VirtualXAI: A User-Centric Framework for Explainability Assessment Leveraging GPT-Generated Personas
This addresses the problem for practitioners in AI who need better guidance in selecting datasets, models, and XAI methods, though it appears incremental as it builds on existing evaluation concepts.
The paper tackles the challenge of evaluating explainable AI (XAI) methods by proposing a framework that combines quantitative benchmarking with qualitative user assessments using GPT-generated personas, and it includes a recommender system to provide tailored AI model and XAI method recommendations with an estimated XAI score.
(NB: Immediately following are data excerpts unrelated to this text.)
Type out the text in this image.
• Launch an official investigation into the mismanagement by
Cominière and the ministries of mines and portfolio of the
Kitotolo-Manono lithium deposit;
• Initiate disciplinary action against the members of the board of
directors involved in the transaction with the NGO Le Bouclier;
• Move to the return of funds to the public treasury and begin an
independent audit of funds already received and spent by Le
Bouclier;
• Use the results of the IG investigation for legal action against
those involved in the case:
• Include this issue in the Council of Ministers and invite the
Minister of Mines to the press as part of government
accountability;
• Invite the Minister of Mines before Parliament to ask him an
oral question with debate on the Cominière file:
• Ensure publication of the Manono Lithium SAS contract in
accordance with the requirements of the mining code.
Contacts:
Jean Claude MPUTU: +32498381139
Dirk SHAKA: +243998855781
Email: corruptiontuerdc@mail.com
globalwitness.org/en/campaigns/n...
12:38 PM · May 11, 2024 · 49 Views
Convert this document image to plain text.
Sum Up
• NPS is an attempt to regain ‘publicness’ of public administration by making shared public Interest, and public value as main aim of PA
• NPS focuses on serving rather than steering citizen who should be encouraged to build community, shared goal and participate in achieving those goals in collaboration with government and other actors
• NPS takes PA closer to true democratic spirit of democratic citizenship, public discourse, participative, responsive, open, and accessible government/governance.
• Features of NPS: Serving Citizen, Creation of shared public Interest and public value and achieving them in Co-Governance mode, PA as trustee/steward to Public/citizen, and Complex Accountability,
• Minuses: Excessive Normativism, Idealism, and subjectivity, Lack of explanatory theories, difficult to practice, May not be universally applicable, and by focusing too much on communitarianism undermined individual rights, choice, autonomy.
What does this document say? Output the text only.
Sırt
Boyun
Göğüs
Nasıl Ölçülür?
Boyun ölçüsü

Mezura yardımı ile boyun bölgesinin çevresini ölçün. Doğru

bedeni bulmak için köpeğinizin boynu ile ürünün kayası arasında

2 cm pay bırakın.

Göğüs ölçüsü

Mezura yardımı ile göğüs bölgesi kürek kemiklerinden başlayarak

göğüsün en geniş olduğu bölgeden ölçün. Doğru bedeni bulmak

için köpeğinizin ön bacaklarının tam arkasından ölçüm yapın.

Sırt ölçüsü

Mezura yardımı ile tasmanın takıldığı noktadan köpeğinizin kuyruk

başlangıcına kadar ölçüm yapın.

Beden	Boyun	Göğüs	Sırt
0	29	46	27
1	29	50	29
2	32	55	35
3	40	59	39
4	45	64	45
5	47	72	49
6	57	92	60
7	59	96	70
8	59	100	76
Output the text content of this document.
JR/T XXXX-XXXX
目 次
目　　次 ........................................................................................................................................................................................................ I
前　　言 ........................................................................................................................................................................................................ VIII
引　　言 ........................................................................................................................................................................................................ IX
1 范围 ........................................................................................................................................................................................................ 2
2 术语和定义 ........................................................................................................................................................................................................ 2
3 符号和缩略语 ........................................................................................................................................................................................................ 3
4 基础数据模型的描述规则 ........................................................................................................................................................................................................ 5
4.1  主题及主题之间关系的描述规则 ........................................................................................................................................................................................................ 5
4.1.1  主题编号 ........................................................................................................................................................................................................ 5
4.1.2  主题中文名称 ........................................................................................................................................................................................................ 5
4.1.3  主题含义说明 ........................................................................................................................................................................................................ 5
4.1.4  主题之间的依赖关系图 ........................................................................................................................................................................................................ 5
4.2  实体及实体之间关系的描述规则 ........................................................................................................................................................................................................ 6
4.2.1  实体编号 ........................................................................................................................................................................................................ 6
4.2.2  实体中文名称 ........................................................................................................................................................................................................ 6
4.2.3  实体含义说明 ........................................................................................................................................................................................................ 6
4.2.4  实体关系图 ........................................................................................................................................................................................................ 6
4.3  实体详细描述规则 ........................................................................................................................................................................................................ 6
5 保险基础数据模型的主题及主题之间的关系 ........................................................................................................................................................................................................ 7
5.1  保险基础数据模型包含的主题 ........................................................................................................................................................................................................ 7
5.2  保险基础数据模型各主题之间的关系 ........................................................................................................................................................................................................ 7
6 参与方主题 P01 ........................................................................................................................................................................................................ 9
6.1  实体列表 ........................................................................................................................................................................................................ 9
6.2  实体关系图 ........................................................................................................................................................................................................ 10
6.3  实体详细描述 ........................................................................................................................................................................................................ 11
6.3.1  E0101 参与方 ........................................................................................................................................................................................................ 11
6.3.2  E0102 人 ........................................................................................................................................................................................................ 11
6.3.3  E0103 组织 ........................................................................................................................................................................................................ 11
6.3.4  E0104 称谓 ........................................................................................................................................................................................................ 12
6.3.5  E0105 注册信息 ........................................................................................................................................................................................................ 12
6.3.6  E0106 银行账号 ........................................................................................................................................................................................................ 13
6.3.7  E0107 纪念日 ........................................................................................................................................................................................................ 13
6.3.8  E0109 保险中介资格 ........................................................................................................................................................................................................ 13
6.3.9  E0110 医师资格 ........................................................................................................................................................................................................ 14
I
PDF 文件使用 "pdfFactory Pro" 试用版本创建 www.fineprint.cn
In today's data-driven era, computational systems generate vast amounts of data that drive the digital transformation of industries, where Artificial Intelligence (AI) plays a key role. Currently, the demand for eXplainable AI (XAI) has increased to enhance the interpretability, transparency, and trustworthiness of AI models. However, evaluating XAI methods remains challenging: existing evaluation frameworks typically focus on quantitative properties such as fidelity, consistency, and stability without taking into account qualitative characteristics such as satisfaction and interpretability. In addition, practitioners face a lack of guidance in selecting appropriate datasets, AI models, and XAI methods -a major hurdle in human-AI collaboration. To address these gaps, we propose a framework that integrates quantitative benchmarking with qualitative user assessments through virtual personas based on the "Anthology" of backstories of the Large Language Model (LLM). Our framework also incorporates a content-based recommender system that leverages dataset-specific characteristics to match new input data with a repository of benchmarked datasets. This yields an estimated XAI score and provides tailored recommendations for both the optimal AI model and the XAI method for a given scenario.